I'm looking to improve interface destruction time with FreeBSD. Destroying thousands of interfaces takes several minutes on my test machine running -CURRENT
, and while -- admittedly -- my use case may be an unusual one, I'd like to understand what's taking the system so long.
From my initial observations, I was able to establish that most of the time is spent waiting somewhere inside if_detach_internal()
. So in an attempt to profile this function, I came up with the following DTrace script:
#!/usr/sbin/dtrace -s
#pragma D option quiet
#pragma D option dynvarsize=256m
fbt:kernel:if_detach_internal:entry
{
self->traceme = 1;
t[probefunc] = timestamp;
}
fbt:kernel:if_detach_internal:return
{
dt = timestamp - t[probefunc];
@ft[probefunc] = sum(dt);
t[probefunc] = 0;
self->traceme = 0;
}
fbt:kernel::entry
/self->traceme/
{
t[probefunc] = timestamp;
}
fbt:kernel::return
/self->traceme/
{
dt = timestamp - t[probefunc];
@ft[probefunc] = sum(dt);
t[probefunc] = 0;
}
By hooking to the entry
and return
fbt probes, I'm expecting to get a list of function names and cumulative execution times for every function called by if_detach_internal()

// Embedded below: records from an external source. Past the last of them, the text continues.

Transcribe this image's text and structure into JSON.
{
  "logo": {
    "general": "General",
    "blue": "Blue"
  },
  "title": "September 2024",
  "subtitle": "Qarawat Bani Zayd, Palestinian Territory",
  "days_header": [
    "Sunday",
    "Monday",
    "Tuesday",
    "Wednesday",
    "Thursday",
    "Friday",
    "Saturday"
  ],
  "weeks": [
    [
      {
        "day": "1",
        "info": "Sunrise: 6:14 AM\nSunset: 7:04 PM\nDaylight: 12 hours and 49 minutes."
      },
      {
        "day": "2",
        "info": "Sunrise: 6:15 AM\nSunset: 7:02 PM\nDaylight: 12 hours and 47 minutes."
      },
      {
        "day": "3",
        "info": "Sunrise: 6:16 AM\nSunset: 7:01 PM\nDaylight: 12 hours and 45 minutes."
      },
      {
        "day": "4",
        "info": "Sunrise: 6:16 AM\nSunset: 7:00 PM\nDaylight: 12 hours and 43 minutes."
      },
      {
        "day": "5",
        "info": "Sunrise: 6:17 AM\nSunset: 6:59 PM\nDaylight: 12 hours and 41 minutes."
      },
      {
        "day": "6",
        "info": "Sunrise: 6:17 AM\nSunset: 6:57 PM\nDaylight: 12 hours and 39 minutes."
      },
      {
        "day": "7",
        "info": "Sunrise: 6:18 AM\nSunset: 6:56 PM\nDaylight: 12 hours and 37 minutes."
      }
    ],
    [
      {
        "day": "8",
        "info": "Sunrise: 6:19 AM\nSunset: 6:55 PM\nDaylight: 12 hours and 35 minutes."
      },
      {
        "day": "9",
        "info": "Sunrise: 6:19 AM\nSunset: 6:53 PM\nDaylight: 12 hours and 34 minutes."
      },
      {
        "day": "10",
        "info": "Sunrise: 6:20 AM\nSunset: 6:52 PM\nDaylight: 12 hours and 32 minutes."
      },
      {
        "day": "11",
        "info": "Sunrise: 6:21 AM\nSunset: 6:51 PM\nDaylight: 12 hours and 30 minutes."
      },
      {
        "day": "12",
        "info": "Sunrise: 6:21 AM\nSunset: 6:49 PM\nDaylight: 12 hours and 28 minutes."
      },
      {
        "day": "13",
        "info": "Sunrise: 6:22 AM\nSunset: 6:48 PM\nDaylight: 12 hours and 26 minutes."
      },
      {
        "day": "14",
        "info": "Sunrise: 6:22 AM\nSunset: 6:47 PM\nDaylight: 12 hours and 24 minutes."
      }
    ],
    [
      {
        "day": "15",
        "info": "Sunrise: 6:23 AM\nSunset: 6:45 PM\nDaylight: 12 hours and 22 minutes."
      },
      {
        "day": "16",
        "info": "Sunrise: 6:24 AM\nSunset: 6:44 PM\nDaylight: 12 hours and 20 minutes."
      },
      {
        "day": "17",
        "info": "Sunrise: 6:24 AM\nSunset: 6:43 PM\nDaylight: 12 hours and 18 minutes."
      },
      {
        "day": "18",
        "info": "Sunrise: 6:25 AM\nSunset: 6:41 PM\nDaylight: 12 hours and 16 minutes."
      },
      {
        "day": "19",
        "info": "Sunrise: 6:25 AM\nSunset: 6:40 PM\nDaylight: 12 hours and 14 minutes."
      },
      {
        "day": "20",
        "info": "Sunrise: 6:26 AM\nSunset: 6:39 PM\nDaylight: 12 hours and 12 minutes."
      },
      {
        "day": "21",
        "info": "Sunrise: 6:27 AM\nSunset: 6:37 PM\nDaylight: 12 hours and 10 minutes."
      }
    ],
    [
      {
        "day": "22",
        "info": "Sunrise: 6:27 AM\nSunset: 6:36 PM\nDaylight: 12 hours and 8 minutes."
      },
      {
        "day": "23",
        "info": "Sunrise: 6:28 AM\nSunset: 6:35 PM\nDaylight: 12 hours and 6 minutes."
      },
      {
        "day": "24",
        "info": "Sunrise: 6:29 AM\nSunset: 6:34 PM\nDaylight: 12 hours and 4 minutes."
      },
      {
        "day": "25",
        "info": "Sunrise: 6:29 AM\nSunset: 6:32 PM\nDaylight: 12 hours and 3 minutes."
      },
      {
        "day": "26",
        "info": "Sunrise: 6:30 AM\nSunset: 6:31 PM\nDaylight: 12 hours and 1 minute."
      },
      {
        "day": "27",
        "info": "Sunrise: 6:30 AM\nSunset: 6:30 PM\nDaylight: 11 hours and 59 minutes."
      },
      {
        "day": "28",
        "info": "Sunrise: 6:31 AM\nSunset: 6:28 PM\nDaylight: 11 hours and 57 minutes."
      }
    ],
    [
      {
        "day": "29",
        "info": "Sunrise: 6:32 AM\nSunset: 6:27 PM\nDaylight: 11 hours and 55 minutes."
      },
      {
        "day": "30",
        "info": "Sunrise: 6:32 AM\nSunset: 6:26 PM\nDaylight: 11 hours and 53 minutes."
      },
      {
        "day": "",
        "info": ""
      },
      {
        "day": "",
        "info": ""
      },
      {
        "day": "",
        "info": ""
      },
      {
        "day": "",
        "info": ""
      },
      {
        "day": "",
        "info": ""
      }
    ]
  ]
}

(no matter the stack depth), and filter out anything else.
What I'm getting, however, looks like this (destroying 250 interfaces):
callout_when 1676 sched_load 1779 if_rele 1801 [...] rt_unlinkrte 10296062843 sched_switch 10408456866 rt_checkdelroute 11562396547 rn_walktree 12404143265 rib_walk_del 12553013469 if_detach_internal 24335505097 uma_zfree_arg 25045046322788 intr_event_schedule_thread 58336370701120 swi_sched 83355263713937 spinlock_enter 116681093870088 [...] spinlock_exit 4492719328120735 cpu_search_lowest 16750701670277714
Timing information for at least some of the functions seems to make sense, but I would expect if_detach_internal()
to be the last entry in the list, with nothing taking longer than that, since this function is at the top of the call tree I'm trying to profile.
Clearly, it is not the case, as I'm also getting measurements for other functions (uma_zfree_arg()
, swi_sched()
, etc...) with seemingly crazy execution times. These results completely annihilate my trust in everything else DTrace tells me here.
What am I missing ? It this approach sound at all ?